Roasted Eggplant with Anchovy and Almond Crumble


  • Author: Curtis Gamble

Ingredients

Scale

Eggplant:

  • 4 oz EVOO
  • 2 tbsp miso
  • 4 Japanese eggplants

Sherry Vinaigrette:

  • 2 cups sherry wine
  • 200 g sherry vinegar
  • 100 g brown sugar
  • 10 g thyme, chopped
  • 15 g shallot, minced
  • Salt and pepper, to taste
  • 800 g canola oil

Anchovy Almond Crumble:

  • 125 g toasted almonds, chopped
  • 10 g dried anchovies
  • 10 g cress seed
  • Salt and pepper, to taste

Instructions

Eggplant:

  1. Preheat the oven to 350. In a large mixing bowl combine EVOO and miso to make a bit of a paste.

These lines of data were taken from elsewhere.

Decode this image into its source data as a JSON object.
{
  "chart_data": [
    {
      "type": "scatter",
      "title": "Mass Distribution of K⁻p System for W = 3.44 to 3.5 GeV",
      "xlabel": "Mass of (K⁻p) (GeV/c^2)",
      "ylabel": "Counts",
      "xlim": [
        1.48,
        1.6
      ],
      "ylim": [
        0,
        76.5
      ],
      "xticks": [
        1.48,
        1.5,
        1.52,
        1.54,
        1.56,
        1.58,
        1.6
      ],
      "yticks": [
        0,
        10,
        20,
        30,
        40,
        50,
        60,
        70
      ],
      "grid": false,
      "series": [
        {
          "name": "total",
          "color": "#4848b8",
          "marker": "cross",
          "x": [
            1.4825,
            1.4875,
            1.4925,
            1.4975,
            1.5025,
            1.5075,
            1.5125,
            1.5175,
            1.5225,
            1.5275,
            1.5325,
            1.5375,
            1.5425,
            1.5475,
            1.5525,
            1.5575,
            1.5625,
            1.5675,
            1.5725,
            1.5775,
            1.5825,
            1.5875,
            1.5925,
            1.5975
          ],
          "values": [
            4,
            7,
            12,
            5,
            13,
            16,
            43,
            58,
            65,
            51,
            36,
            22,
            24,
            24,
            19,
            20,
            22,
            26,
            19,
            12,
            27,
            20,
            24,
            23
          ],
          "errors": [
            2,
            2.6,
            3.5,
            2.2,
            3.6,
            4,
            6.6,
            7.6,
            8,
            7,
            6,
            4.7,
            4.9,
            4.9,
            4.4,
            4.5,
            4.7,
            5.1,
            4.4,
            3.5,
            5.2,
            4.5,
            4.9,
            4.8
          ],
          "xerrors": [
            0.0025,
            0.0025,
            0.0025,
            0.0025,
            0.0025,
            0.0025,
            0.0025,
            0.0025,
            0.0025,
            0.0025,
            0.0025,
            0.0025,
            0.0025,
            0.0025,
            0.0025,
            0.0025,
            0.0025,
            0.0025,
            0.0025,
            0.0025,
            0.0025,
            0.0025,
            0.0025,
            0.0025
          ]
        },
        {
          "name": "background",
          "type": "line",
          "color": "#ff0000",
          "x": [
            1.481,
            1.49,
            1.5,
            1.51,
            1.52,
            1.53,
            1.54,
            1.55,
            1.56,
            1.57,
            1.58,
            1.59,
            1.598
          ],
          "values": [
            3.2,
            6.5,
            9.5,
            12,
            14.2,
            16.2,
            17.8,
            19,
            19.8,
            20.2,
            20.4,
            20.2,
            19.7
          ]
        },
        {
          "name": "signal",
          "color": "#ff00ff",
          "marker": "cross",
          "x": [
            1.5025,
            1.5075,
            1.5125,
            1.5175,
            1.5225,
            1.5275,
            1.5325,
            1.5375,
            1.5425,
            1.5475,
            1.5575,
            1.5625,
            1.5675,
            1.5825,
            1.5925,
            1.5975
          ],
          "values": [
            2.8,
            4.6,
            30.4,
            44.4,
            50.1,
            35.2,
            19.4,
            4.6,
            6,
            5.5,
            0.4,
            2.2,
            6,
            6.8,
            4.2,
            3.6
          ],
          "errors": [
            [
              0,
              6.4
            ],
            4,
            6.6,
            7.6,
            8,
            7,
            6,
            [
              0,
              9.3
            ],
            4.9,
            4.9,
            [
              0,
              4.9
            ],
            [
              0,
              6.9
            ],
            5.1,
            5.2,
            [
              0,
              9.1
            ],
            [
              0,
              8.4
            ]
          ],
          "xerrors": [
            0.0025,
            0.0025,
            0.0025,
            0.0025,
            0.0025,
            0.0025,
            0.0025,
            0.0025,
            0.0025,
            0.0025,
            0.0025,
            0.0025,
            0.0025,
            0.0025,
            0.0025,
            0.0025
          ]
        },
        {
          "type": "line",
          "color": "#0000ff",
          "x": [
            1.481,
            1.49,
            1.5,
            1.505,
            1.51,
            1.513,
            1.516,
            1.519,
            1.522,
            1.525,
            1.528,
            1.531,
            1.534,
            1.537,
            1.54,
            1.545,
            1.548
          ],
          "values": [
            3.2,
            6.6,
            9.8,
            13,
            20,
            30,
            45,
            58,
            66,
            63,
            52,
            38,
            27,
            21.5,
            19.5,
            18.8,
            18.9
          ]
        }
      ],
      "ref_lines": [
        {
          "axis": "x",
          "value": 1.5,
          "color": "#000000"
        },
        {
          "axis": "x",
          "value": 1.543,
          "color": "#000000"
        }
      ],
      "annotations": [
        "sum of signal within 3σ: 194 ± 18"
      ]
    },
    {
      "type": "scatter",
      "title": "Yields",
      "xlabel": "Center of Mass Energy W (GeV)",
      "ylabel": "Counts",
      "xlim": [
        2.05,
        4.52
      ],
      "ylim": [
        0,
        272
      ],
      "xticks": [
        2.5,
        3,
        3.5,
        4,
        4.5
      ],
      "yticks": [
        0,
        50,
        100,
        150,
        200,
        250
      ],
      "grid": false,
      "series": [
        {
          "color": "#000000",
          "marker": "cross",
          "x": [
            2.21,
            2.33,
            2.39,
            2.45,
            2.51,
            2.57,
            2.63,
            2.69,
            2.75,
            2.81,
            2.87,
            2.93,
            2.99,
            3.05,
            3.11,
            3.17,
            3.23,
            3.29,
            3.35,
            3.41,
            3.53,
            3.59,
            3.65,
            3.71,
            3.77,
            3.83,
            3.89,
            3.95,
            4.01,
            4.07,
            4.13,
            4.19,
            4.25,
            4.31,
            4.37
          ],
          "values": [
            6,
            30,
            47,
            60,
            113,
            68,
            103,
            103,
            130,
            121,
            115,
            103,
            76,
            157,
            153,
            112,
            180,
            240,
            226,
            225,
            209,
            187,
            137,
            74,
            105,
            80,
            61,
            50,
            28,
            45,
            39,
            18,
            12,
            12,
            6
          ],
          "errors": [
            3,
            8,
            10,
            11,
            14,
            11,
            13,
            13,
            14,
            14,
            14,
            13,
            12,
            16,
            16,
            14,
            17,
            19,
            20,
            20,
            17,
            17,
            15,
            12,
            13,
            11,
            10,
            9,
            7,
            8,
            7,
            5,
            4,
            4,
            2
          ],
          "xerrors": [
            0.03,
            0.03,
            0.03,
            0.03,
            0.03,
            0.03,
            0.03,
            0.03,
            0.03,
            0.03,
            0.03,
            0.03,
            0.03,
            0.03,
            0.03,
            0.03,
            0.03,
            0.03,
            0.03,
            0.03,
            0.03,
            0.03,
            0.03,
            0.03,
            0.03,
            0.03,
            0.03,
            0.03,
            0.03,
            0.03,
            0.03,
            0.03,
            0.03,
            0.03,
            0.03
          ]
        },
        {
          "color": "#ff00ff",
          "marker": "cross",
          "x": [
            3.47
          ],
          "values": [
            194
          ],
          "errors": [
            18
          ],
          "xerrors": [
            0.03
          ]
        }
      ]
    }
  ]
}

Peel eggplant and roll in mixture as soon as they are peeled to avoid browning.
  2. Transfer them all to a sheet tray and roast until just-roasted and not mush, roughly 45 minutes, but check in 15-minute intervals. Cool completely.

Sherry Vinaigrette:

In a blender combine all ingredients except for oil. Blend and slowly add oil to emulsify.

Anchovy Almond Crumble:

  1. Combine all and add salt and pepper to taste.

To Finish:

  1. Toss eggplant in sherry vinaigrette and salt and pepper to taste and place in a serving bowl. Top with crumble and serve.